Yeah, I like the last line. It's a good reminder.

But the whole post is also too damned cute, and represents this sort of amused, compassionate gaze that some spiritual types like to offer that takes the bumbling idiocies of celebs and uses them for some individualized spiritual development offering. Which is fine in one sense. Recognizing the suddenly strong reactions against a fallen pop culture icon are probably more about yourself than about the icon is healthy. And that celebrity X's "bad behavior" is something you could easily do under the right causes and conditions - again, a healthy attitude.

However, the same amused, compassionate gaze fails to address the systemic, root reasons behind both the allowed excesses and abuses of the celebrities themselves, as well as our collective additions around the rise and fall of these people. There have been numerous articles and discussions online in recent months about the role of unquestioning, fawning students and sanghas in the rise of Buddhist teachers who abuse sex and power. And also numerous articles and discussions pointing out that there's something seriously wrong with just blaming a fallen teacher for their bad behavior. The way I see it, this could easily be expanded to pop culture, politics, and other areas of life - because all of it has been deeply tainted by forms of celebrity and hero worship.

The title of this post is "Why Charlie Sheen Kind of Matters." I say "kind of" because it's not really about him particularly, but about what he represents. Like Kobe Bryant, Ben Roethlisberger, Mel Gibson, Rush Limbaugh, John Edwards, Newt Gingrich - the list goes on and on - Charlie Sheen is a highly privileged male celebrity who has done plenty wrong, gotten away with more than the average person would, and now has become the fodder for jokes, gossip, hatred, and general public abuse. The lovable, charismatic bad boy paid millions to entertain is now a lowly, crazed thug.

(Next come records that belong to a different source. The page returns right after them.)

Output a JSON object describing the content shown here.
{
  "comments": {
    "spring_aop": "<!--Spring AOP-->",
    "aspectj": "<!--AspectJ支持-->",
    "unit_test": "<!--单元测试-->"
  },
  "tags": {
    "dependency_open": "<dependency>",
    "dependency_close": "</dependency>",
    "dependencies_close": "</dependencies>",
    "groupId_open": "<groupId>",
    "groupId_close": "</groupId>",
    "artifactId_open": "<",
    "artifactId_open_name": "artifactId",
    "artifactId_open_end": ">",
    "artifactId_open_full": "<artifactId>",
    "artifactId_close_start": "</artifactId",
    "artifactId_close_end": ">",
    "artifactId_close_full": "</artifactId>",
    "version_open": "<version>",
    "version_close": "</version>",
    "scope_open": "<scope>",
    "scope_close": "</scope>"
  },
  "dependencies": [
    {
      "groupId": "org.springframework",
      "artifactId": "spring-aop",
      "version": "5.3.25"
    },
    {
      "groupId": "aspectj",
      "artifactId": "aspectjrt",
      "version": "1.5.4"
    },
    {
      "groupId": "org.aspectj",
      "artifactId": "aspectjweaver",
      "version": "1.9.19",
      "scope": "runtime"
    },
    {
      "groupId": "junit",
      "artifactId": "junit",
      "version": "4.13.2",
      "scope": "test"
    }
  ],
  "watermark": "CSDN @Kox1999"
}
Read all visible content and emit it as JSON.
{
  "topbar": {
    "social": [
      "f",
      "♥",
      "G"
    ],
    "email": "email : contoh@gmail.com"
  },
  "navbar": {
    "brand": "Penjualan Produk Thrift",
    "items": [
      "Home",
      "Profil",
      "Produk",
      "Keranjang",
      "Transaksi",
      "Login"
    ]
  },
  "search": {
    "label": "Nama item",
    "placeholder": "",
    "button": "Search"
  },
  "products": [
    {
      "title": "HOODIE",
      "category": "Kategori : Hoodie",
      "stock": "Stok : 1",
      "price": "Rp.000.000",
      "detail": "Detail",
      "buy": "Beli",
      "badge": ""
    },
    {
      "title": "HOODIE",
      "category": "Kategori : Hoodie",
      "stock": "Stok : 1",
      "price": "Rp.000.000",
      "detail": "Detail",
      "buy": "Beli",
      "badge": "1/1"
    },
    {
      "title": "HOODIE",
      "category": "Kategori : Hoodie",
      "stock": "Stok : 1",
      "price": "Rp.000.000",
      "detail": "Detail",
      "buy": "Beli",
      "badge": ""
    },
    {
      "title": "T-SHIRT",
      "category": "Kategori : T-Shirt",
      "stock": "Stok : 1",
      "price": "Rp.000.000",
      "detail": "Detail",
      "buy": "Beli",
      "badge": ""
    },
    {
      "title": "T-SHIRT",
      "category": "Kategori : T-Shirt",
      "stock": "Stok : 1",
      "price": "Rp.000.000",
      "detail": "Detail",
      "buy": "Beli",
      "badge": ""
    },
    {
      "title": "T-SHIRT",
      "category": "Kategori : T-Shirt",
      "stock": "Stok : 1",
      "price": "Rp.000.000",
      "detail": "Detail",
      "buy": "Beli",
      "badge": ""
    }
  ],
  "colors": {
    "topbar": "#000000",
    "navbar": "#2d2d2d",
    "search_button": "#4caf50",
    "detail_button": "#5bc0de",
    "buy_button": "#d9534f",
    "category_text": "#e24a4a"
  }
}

Aren't you all tired of going on this roller coaster ride already? I know I have been for awhile now.

4 comments:

Claudia said...

Nathan I found your post very touching (and very well written) Especially in light of today being "womens day". I frankly find myself fascinated by the whole thing in a way that is so wrong, even distracting to the practice (I.e. Watching his YouTube speeches) that I've limited myself to only a few minutes a day of Sheen news... You make a very good point on the underlying issue...

Algernon said...

In short, and at risk of sounding heartless, Charlie Sheen is a rerun. It's the same U.S. Celebrity Pop Fall story. Over and over, we do this weird dance in the funhouse, staring at the "freaks" unaware of ourselves.

Nourish said...

I, for one, am tired of these crazy, useless celebrities getting so much news coverage. The real important stories get lost in all this madness.

I also dont see why we still hold on to celebrities who do bad things. Take Michael Vick for instance. He was found guilty of animal cruelty (abusing and killing dogs for sport) and got a minimal sentence and went right back to making millions playing football. All because people think he is some football hero.

It's sad what we will overlook or downplay in order to keep our so called "heroes" in the spotlight.

Nathan said...

"The real important stories get lost in all this madness." This is something that always gets me as well. In fact, it's why I mostly don't engage in popular media these days.

I do think there needs to be a door open for people to grow up and redeem themselves. Michael Vick's return to stardom probably was too quick, and it's obvious that a lot of football fans, once they saw that he could still play, just wanted the heroics back.

But I also think part of the social problem we have is damning those who screw up for eternity. If Michael Vick was an average, working class black guy instead of a star quarterback, his jail record would deem him a criminal for life. Dude would barely be able to get a decent job because he's always going to be "suspect" for something he did in his 20's.
And that's really not right in my view.